Why the Fed's 'Beige Book' deserves your attention.

There's a boring-sounding government report coming out this afternoon that you should pay attention to anyway. It's called the "Beige Book," and in the tradition of Fedspeak, its colorless name conceals the fact that what's inside could have a big impact on your wallet. The Beige Book is a Federal Reserve report that comes out eight times a year. In it, business leaders and experts detail how things are going and how they see economic conditions from all corners of the U.S. economy—ranging from how much frozen fish costs in Boston-area grocery stores, for example, or whether computer software is in high demand in Cleveland. The report could also have implications for how well your retirement plan does, how much you'll pay on your credit card debt, how much interest your savings account will earn, or even whether or not you'll be laid off from your job. That's because the Fed is looking at the Beige Book—and any other economic data it can get its hands on—as it considers how much to raise interest rates the next time it meets later this month. If the Fed hears about prices falling or businesses struggling, it might convince policymakers to ease up on anti-inflation rate hikes. That could give stocks a boost, since businesses thrive on low interest rates, which make it easier to borrow money.
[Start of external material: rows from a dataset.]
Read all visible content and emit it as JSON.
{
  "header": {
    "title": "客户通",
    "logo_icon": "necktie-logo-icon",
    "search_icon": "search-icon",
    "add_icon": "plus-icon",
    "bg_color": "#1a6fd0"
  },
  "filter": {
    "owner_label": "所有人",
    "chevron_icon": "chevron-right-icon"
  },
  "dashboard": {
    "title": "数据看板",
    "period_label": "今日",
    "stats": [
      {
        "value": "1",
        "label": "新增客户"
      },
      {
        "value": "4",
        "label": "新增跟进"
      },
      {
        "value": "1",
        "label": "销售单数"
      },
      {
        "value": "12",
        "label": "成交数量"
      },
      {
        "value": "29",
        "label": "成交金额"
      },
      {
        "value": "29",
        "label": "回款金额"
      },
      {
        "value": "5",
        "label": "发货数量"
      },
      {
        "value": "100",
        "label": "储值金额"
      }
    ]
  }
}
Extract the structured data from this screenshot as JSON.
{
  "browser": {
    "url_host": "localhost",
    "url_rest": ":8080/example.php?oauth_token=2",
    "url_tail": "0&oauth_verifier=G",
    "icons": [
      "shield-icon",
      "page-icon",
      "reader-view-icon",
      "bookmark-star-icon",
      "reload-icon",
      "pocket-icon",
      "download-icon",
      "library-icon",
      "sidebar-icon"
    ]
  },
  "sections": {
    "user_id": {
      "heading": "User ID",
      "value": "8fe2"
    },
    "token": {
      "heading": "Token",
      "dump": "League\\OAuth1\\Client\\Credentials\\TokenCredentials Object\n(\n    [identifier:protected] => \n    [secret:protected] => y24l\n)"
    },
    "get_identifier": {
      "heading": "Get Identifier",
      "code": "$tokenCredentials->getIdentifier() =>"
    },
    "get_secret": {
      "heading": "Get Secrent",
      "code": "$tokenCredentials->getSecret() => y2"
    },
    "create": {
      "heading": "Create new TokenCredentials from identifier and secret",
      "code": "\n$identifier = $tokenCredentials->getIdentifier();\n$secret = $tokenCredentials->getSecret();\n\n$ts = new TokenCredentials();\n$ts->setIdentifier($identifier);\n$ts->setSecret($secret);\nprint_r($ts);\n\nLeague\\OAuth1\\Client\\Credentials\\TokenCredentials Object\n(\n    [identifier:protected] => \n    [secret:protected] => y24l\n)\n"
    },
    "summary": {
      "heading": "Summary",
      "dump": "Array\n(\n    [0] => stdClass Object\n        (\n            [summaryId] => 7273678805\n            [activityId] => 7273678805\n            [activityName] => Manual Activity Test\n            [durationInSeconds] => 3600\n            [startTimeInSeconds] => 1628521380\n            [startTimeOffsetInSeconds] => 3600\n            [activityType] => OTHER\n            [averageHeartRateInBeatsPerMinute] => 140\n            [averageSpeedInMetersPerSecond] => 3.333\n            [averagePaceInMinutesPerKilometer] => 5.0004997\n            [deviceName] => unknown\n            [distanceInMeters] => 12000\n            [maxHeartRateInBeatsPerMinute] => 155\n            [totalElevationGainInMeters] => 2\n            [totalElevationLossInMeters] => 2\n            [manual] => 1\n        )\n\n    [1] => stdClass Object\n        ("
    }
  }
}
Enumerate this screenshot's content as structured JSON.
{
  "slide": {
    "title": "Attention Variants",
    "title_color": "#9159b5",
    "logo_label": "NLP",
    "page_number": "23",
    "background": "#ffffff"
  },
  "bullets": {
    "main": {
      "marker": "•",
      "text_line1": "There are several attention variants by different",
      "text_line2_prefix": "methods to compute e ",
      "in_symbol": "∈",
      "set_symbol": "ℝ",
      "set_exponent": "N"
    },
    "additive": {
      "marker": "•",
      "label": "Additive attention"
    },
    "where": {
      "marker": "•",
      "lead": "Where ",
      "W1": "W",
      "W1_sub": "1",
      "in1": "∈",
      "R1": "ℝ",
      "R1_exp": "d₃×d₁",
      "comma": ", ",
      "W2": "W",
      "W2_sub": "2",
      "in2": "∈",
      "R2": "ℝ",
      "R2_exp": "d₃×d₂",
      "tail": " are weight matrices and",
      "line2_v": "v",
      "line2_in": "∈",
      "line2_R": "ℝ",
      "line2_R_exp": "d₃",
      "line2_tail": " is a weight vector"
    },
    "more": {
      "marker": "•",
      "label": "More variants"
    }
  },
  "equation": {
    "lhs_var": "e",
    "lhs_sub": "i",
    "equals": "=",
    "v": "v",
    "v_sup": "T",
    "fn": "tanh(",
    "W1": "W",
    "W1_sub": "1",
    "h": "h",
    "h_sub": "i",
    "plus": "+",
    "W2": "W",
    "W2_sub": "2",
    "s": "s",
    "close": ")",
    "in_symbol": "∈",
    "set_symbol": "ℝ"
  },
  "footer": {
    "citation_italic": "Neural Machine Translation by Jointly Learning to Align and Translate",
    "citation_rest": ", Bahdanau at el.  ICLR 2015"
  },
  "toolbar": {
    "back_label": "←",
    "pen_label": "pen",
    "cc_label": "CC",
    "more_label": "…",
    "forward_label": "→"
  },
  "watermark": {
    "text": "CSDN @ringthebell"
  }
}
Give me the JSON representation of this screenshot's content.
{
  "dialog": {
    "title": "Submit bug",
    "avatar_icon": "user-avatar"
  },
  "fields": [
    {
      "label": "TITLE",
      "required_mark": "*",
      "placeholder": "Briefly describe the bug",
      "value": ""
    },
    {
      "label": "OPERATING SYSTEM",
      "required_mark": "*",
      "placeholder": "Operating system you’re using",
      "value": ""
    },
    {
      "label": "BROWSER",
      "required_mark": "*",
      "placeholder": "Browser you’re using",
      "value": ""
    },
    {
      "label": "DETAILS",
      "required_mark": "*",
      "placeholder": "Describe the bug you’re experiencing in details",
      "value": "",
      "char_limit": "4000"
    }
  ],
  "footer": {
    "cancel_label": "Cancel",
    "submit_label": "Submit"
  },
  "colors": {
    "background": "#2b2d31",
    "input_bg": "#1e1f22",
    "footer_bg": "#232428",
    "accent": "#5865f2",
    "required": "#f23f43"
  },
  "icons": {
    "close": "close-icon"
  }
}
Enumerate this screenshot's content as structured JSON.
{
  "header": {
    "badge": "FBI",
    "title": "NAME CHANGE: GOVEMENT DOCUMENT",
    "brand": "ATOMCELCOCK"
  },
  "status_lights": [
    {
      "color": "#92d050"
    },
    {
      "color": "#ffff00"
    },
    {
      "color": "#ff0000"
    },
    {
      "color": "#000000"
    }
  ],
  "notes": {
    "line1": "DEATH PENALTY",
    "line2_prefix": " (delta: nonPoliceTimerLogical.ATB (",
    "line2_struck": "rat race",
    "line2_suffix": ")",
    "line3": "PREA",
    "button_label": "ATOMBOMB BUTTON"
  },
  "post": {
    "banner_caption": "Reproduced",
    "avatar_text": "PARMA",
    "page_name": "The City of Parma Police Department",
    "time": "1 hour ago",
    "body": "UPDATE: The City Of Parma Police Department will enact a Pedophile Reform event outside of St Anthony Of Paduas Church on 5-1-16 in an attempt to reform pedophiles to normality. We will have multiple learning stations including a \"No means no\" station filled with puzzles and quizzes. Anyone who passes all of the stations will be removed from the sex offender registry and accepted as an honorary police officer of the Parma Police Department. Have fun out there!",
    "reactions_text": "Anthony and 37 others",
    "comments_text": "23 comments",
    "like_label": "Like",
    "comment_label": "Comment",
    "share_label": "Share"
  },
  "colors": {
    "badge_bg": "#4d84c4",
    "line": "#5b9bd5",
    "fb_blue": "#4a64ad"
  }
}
But if the report is full of talk of higher prices and booming business, the Fed might be more inclined to continue to raise interest rates at a fast and furious pace in hopes of slowing the economy down to contain today's raging inflation. That could send stocks down and borrowing costs up.
Case in point: how much you'll pay to take out a mortgage. The average rate for a 30-year mortgage jumped to 5.94% last week, nearing the recent peak it hit in mid-June, the Mortgage Bankers Association said today. The reason? Strong economic reports last week signaled that we might be in for another super-sized rate hike from the Fed.